According to the Premier, The Province hopes ease paramedic, emergency-room and other urgent-care-related expenditures by redirecting funds and energy towards a mobile unit of “senior women with kind faces” to help address residents’ gravest physical ailments.
“Let’s say you’re in an industrial accident and get saw-blade in the gut,” he continued, “Not only are you bleeding out, but we’re hemorrhaging funds on three paramedics to stabilise your heart, monitor your vitals and drive the ambulance! Why not save money by having one paramedic do all three of those things and, instead, have Mee-maw lift your spirits by telling you your cheeks are so squeezable she just wants to eat them, and happily smooch all of your pain way?!”.
The First Minister went on to you highlight other features of the program. “Think about it!” he exclaimed. “Who needs a defibrillator when you’ve got Gam-gam to blow on an opened chest cavity? What’s better, gross, ugly sutures, or bandages with pictures dinosaurs on them? Let’s treat that stroke with a spoonful of raw cookie-dough!”.

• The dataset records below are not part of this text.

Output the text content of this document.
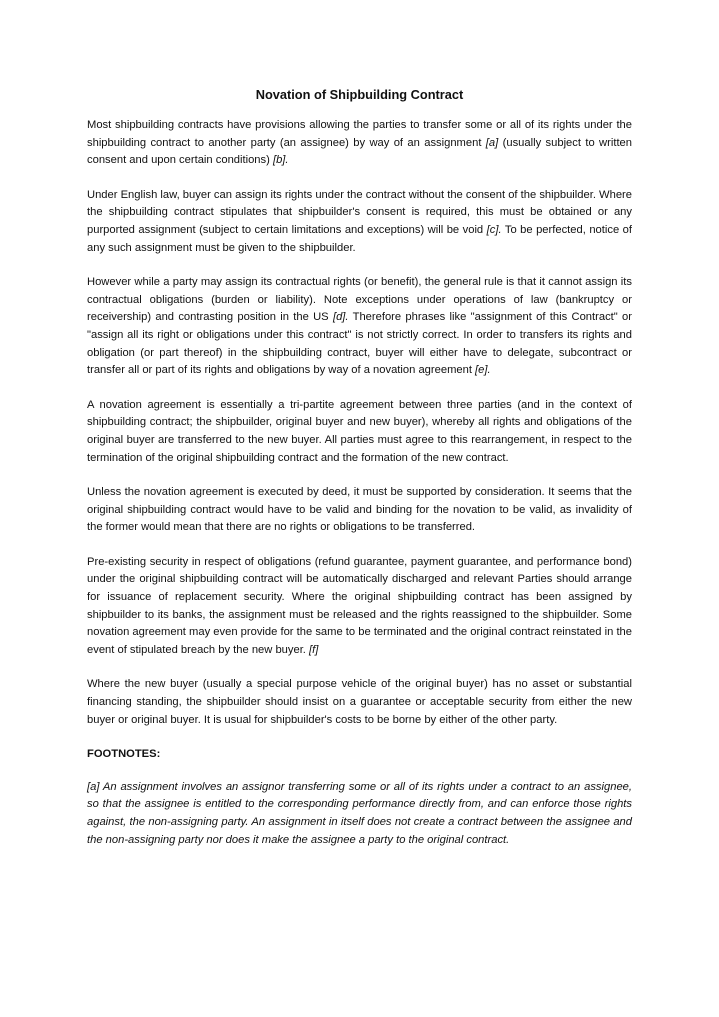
Novation of Shipbuilding Contract

Most shipbuilding contracts have provisions allowing the parties to transfer some or all of its rights under the shipbuilding contract to another party (an assignee) by way of an assignment [a] (usually subject to written consent and upon certain conditions) [b].

Under English law, buyer can assign its rights under the contract without the consent of the shipbuilder. Where the shipbuilding contract stipulates that shipbuilder's consent is required, this must be obtained or any purported assignment (subject to certain limitations and exceptions) will be void [c]. To be perfected, notice of any such assignment must be given to the shipbuilder.

However while a party may assign its contractual rights (or benefit), the general rule is that it cannot assign its contractual obligations (burden or liability). Note exceptions under operations of law (bankruptcy or receivership) and contrasting position in the US [d]. Therefore phrases like "assignment of this Contract" or "assign all its right or obligations under this contract" is not strictly correct. In order to transfers its rights and obligation (or part thereof) in the shipbuilding contract, buyer will either have to delegate, subcontract or transfer all or part of its rights and obligations by way of a novation agreement [e].

A novation agreement is essentially a tri-partite agreement between three parties (and in the context of shipbuilding contract; the shipbuilder, original buyer and new buyer), whereby all rights and obligations of the original buyer are transferred to the new buyer. All parties must agree to this rearrangement, in respect to the termination of the original shipbuilding contract and the formation of the new contract.

Unless the novation agreement is executed by deed, it must be supported by consideration. It seems that the original shipbuilding contract would have to be valid and binding for the novation to be valid, as invalidity of the former would mean that there are no rights or obligations to be transferred.

Pre-existing security in respect of obligations (refund guarantee, payment guarantee, and performance bond) under the original shipbuilding contract will be automatically discharged and relevant Parties should arrange for issuance of replacement security. Where the original shipbuilding contract has been assigned by shipbuilder to its banks, the assignment must be released and the rights reassigned to the shipbuilder. Some novation agreement may even provide for the same to be terminated and the original contract reinstated in the event of stipulated breach by the new buyer. [f]

Where the new buyer (usually a special purpose vehicle of the original buyer) has no asset or substantial financing standing, the shipbuilder should insist on a guarantee or acceptable security from either the new buyer or original buyer. It is usual for shipbuilder's costs to be borne by either of the other party.

FOOTNOTES:

[a] An assignment involves an assignor transferring some or all of its rights under a contract to an assignee, so that the assignee is entitled to the corresponding performance directly from, and can enforce those rights against, the non-assigning party. An assignment in itself does not create a contract between the assignee and the non-assigning party nor does it make the assignee a party to the original contract.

Pending the success of the new venture, Houston said he has other programs in mind to replace “Money-sucking drains on our slush-fund- I mean- your tax dollars”, like addressing the substance-abuse crisis by giving every resident a copy of Irvine Welsh’s famed-novel Trainspotting, repurposing the province’s large-sized accessible bathrooms as ‘luxury tiny homes’, and supplementing law-enforcement with an army of White guys with Confederate-flag tattoos.